In case you missed the good news out of the mayor’s office a couple of weeks ago, she announced a new program to assist first-time, moderate- income buyers for paying the down payment on a home.
A collaboration between Wells Fargo Bank and NeighborhoodLIFTSM and CityLIFTSM, the program will provide $15,000 in down payment assistance to prospective homeowners that meet certain criteria. These include:
- Income guidelines – the combined income of everyone living in the home must not exceed no120 percent of the area median income. For details on this, see the chart at the CityLIFT website.
- Completion of a homebuyer education course.
- An executed purchase contract.
- The home must be located in Baltimore City.
This criteria pertains to only the first phase of the program, now underway. The second phase occurs in April of this year and it’s a bit more challenging.
Although you won’t need a purchase contract to apply for the grant, you must complete the education class in time to close on a home within 90 days. What this means for buyers is that while attending eight hours of courses they must also find the home of their dreams – within three months.
Of course that’s doable, in a slow market, but Baltimore’s housing market is heating up, especially in the lower price ranges.

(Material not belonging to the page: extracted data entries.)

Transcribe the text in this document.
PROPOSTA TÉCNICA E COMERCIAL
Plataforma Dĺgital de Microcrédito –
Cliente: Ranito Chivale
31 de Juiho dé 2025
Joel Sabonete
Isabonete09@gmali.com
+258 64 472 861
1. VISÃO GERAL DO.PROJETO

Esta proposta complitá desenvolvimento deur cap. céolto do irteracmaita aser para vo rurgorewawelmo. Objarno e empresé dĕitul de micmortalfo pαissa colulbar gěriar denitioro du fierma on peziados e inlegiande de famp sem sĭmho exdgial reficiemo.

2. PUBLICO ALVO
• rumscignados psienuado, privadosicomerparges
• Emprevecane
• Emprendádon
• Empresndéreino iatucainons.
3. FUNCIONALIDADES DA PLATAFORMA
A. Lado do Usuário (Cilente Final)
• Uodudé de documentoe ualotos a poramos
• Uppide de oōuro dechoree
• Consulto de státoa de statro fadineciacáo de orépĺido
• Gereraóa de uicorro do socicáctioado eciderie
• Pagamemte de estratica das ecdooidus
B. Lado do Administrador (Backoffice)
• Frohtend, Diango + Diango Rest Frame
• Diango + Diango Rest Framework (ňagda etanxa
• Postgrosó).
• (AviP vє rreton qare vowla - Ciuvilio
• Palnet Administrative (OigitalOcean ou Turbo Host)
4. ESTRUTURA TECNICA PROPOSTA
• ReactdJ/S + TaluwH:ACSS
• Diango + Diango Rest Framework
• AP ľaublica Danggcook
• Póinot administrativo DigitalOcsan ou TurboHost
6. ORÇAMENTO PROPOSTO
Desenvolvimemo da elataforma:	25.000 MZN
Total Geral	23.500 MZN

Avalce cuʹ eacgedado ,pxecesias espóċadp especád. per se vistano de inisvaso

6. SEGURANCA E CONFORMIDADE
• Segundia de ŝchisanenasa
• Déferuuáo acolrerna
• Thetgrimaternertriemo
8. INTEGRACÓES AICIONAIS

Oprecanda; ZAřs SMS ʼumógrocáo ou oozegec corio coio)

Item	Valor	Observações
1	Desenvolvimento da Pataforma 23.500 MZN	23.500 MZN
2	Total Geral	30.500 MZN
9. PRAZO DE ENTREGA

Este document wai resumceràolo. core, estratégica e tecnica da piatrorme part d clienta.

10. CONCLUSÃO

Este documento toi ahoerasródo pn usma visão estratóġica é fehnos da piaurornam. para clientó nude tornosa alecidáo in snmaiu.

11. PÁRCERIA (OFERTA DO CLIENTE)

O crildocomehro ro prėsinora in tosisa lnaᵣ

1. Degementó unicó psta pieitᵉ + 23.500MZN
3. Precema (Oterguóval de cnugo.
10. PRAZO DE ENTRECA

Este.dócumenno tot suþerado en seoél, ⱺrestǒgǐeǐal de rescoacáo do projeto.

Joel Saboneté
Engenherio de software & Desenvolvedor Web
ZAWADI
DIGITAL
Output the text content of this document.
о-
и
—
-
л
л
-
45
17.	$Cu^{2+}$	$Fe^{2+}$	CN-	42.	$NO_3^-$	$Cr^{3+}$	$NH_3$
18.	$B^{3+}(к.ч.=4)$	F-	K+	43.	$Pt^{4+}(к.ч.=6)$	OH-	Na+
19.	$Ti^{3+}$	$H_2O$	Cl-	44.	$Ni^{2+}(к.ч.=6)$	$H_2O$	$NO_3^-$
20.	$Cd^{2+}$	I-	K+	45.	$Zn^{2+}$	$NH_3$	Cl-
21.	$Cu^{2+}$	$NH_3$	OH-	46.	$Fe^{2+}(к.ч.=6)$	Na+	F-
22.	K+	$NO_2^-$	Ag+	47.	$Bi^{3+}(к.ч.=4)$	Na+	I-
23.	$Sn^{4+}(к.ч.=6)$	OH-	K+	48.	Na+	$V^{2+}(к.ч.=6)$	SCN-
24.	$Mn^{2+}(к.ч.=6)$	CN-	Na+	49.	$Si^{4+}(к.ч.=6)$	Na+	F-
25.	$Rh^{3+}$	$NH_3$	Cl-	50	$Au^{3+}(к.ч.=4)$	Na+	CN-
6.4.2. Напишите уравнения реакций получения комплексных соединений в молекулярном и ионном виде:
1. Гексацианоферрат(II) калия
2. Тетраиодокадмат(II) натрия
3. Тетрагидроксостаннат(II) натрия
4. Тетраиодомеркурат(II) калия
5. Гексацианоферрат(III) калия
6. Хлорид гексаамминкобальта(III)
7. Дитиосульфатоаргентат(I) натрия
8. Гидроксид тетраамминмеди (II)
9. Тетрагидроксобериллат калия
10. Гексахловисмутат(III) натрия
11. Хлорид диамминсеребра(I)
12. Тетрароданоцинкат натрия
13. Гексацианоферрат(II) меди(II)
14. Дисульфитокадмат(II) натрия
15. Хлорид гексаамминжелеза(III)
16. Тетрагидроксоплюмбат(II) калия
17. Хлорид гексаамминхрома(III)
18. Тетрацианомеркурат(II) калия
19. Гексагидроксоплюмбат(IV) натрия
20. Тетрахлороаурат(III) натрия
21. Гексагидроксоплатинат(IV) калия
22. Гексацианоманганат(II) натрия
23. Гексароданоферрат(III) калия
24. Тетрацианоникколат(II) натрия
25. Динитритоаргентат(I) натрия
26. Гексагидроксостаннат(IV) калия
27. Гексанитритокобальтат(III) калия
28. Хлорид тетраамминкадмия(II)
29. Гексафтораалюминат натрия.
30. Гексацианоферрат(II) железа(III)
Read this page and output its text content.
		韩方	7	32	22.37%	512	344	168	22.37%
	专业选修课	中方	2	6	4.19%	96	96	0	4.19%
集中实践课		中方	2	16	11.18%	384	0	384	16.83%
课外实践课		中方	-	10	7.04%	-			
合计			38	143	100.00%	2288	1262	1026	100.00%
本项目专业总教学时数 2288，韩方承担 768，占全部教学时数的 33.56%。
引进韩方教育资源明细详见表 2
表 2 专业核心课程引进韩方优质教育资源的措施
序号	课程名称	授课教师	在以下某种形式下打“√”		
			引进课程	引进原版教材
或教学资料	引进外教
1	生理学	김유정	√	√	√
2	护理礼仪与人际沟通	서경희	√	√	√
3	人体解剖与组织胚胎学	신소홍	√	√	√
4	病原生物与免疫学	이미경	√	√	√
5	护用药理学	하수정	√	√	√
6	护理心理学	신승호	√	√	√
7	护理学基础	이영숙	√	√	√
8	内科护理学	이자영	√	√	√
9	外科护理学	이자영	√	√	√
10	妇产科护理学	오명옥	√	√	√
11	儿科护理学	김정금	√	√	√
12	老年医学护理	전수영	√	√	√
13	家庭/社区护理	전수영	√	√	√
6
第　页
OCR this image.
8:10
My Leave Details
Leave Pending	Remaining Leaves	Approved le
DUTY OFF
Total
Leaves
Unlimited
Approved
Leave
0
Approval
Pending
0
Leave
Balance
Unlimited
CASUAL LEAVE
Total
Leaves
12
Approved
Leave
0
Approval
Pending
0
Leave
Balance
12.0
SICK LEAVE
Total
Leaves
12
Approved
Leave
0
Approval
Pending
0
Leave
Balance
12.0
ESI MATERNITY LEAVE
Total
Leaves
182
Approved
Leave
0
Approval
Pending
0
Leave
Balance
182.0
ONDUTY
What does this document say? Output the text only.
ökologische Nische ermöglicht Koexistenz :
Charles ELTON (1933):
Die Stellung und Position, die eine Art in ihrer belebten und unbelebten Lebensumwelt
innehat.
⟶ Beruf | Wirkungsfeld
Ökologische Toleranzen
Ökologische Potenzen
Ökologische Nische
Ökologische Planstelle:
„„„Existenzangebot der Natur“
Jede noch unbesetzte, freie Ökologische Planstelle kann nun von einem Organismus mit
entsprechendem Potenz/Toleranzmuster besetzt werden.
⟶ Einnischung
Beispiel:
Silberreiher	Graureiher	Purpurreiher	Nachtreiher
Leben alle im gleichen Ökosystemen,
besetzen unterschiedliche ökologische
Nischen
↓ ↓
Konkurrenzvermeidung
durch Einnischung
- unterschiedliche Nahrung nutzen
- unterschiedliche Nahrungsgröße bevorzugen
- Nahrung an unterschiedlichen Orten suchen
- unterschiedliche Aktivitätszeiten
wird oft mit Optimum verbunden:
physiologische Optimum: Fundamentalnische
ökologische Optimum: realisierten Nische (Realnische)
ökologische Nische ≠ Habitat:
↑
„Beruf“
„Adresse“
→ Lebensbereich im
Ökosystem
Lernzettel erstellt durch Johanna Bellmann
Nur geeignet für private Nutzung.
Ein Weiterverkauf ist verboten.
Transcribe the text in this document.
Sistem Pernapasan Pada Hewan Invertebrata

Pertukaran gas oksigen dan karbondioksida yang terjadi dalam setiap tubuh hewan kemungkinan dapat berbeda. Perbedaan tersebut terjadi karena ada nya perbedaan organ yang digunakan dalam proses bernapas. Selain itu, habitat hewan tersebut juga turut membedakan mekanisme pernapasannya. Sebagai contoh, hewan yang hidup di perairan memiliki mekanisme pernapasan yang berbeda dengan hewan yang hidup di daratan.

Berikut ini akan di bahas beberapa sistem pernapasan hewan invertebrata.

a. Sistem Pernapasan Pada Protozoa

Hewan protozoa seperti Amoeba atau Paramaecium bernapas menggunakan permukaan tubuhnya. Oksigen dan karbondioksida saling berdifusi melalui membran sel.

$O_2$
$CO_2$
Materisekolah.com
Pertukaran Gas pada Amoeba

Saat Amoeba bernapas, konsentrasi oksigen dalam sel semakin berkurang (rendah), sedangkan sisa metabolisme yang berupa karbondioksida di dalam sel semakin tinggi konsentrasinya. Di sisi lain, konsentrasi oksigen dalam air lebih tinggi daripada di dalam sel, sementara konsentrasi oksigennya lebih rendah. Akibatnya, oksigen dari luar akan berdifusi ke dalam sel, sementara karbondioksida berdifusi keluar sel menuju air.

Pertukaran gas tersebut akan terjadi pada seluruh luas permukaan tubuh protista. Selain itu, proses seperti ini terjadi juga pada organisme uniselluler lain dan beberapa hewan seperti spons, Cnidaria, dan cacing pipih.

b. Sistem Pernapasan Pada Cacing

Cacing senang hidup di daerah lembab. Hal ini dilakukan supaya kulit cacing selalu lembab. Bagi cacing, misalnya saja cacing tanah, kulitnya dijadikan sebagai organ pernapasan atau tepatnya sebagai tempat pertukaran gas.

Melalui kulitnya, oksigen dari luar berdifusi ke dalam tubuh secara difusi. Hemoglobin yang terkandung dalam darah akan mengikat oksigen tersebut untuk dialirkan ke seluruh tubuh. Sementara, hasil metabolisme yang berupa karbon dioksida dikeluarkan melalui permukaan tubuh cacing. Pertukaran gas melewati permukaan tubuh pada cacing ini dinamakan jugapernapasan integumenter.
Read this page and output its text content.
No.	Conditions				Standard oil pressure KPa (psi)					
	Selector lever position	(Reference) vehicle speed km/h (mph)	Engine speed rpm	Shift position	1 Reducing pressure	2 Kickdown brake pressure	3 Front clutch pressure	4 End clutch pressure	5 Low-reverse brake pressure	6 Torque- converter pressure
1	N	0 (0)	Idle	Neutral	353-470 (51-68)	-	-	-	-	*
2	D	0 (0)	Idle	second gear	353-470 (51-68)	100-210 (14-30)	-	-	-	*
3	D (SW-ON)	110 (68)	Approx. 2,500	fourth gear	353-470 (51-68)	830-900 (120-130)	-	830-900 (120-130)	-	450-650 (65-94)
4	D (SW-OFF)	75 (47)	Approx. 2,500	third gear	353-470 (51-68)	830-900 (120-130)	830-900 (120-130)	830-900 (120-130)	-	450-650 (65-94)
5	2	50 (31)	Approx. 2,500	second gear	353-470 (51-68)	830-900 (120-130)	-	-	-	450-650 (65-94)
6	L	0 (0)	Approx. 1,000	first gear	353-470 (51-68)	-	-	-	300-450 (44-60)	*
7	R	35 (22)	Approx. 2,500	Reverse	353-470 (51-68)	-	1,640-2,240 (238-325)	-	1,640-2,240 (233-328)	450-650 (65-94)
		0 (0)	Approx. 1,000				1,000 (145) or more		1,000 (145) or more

In fact, Baltimore has one of the country’s fastest growing housing markets, with sales and prices rising steadily.
The median sales price of a Baltimore City home in October 2011, for instance, was $96,800. By December, that number shot up to $120,000 and forecasters expect prices to continue to increase.
So, is mortgage giant Wells Fargo Bank involved in philanthropy out of the goodness of its heart? Not quite.
If you recall, Wells Fargo was hit with charges of discriminatory lending practices during the housing boom. While failing to admit any wrongdoing, Wells Fargo did agree to pay a $175 million dollar settlement, and some of this money found its way to Baltimore.
Regardless of how it came to be, several hundred Baltimoreans are going to have their homeownership dreams come true.